Subclinical infection by Mycobacterium leprae

International Journal of Leprosy and Other Mycobacterial Diseases, Dec 1999 by Izumi, S

Since the early 1990s, our research group has been conducting a series of epidemiological studies of leprosy in endemic pockets of Indonesia, the purposes of which were to attempt to explain why leprosy is so endemic in the area, and to collect epidemiological data that will be useful both for the global elimination of leprosy and for preventing the disease.

According to the World Health Organization (WHO), Indonesia is third highest on the list of the most leprosy-endemic countries in the world. In 1999, the number of registered cases is 29,225, with a prevalence rate of 1.41 per 10,000 population. In 1998, there were 15,337 new cases, yielding a new-case detection rate of 7.42 per 100,000 population. Leprosy is heterogeneously distributed in the country; the most endemic province is Maluku, and the majority of the patients in the province reside in North Maluku District, in the northern part of the province. We began a cohort study in the district in 1996, and have since conducted a series of epidemiologic surveys, employing serological and molecular techniques.
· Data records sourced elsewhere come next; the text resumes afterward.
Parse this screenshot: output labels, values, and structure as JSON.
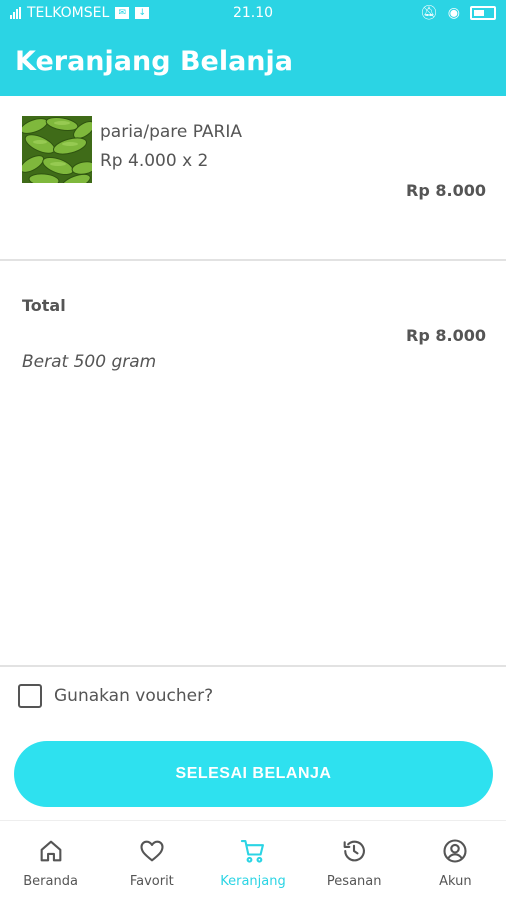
{
  "status_bar": {
    "carrier": "TELKOMSEL",
    "time": "21.10"
  },
  "header": {
    "title": "Keranjang Belanja"
  },
  "cart": {
    "items": [
      {
        "name": "paria/pare PARIA",
        "price_qty": "Rp 4.000 x 2",
        "subtotal": "Rp 8.000",
        "image": "bitter-gourd-photo"
      }
    ],
    "total_label": "Total",
    "total_value": "Rp 8.000",
    "weight": "Berat 500 gram"
  },
  "voucher": {
    "label": "Gunakan voucher?",
    "checked": false
  },
  "checkout_button": {
    "label": "SELESAI BELANJA"
  },
  "colors": {
    "primary": "#2bd4e4",
    "button": "#2ee1ef",
    "text": "#555555"
  },
  "bottom_nav": [
    {
      "label": "Beranda",
      "icon": "home-icon",
      "active": false
    },
    {
      "label": "Favorit",
      "icon": "heart-icon",
      "active": false
    },
    {
      "label": "Keranjang",
      "icon": "cart-icon",
      "active": true
    },
    {
      "label": "Pesanan",
      "icon": "history-icon",
      "active": false
    },
    {
      "label": "Akun",
      "icon": "account-icon",
      "active": false
    }
  ]
}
More than half of the healthy villagers demonstrated anti-mycobacterial antibodies, and about one-quarter of them appear to carry DNA molecules specific to Mycobacterium leprae on the surface of the nasal mucosa. We interpret these data to indicate the presence of a considerable number of M. leprae in the environment.

MATERIALS AND METHODS

Three typical agricultural villagesGamtala, Toboso, and Lolori-in North Maluku District were selected. Some demographic characteristics of the villagers are summarized in Table 1. In February 1997, the population of these three villages totaled 1417, and the mean age was 26 years. Villagers ranging in age from 5 to 60 years were selected for this study. To learn the incidence of leprosy and the predictive value of several tests, we surveyed the population of the villages twice-in February 1997 and October 1998.
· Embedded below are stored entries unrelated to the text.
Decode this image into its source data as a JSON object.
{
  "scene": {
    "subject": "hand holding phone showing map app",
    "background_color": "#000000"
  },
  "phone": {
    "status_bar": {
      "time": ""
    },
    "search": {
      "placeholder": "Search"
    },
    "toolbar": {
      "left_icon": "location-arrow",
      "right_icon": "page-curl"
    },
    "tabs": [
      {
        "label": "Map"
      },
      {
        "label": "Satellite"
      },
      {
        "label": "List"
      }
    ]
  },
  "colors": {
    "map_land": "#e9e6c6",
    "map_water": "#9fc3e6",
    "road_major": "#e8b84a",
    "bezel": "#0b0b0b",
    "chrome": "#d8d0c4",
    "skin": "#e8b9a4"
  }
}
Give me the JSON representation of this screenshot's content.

Villagers were examined dermatologically by three well-trained Indonesian and Japanese specialists. Leprosy patients were classified as paucibacillary (PB) or multibacillary (MB) according to the criteria of the WHO.

One ml of venous blood was collected, and the serum, with NaN added as a preservative, was stored at -30'C until used. IgG and IgM anti-PGL-1 antibodies and IgG anti-LAM-B antibodies were measured by indirect ELISA. IgM anti-PGL-1 antibodies were also measured by a gelatinparticle agglutination test, using the Serodia-Leprae kit.

To examine the possibility that M. leprae in the environment of an endemic area play an important role in M. leprae infection of the populace, we employed a sensitive and specific technique-the nasal swab polymerase chain reaction (PCR) test. The surface of the nasal mucous membrane was swabbed with a wet, sterile cotton swab, and the material adhering to the cotton was removed by washing the swab in phosphate buffered saline (PBS) with Tween8011. The resulting suspension was centrifuged, and the sediment was treated by a lysis buffer containing proteinase-K to obtain the DNA template. An M. leprae-specific DNA fragment was then amplified by a minor modification of Plikytis' nested primer method.

RESULTS

In the course of the first survey, 936 villagers were examined and 24 new cases of leprosy-19 PB and 6 MB-were detected. Including the cases already registered, there was a total of 35 patients, yielding a prevalence of 3.7 percent. In the second survey, 861 villagers were examined, and 21 patients, 15 PB and 6 MB, were detected, yielding a prevalence of 2.4 percent (Table 2).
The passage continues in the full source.